沐玄月的手顿了顿,随后顺着他的意愿,将丝帕探入了他的后领。
她稍微弯下腰,两人之间的距离缩短到呼吸可闻的地步。
微凉的指尖隔着丝帕触碰到滚烫的皮肤,沿着脊柱大龙缓缓向下擦拭,每经过一节脊椎,都会稍稍用力按压一下。
“手。”
脑海中再次传来简短的指令。
沐玄珩愣了一下,还没反应过来,沐玄月已经直起身,抓起他那只垂在身侧、因为脱力还在微微颤抖的右手。
她将他的手掌摊开在自己膝盖上,用丝帕仔细地擦拭着他的掌心,连指缝间的汗渍也没有放过,动作专注得像是在擦拭一件稀世珍宝。
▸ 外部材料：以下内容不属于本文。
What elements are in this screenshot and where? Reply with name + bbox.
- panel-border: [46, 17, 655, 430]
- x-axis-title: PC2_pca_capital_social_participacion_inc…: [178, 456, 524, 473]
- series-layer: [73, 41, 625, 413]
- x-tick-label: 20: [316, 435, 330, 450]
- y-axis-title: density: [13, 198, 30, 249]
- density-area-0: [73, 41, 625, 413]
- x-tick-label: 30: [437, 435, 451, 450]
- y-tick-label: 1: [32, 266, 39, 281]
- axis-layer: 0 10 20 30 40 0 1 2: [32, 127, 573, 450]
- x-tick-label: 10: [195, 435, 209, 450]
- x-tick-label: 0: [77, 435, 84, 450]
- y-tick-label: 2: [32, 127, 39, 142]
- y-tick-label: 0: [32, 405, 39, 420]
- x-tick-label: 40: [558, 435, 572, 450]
“那个……姐?”沐玄珩看着近在咫尺的银发,鼻端全是她身上那股好闻的冷香,忍不住开口打破了这份过于安静的氛围,“母亲刚才去哪了?我练剑的时候好像看到她急匆匆地走了。”
沐玄月没有抬头,只是专注地擦拭着他虎口处的红痕,那是刚才握剑太久勒出来的印记。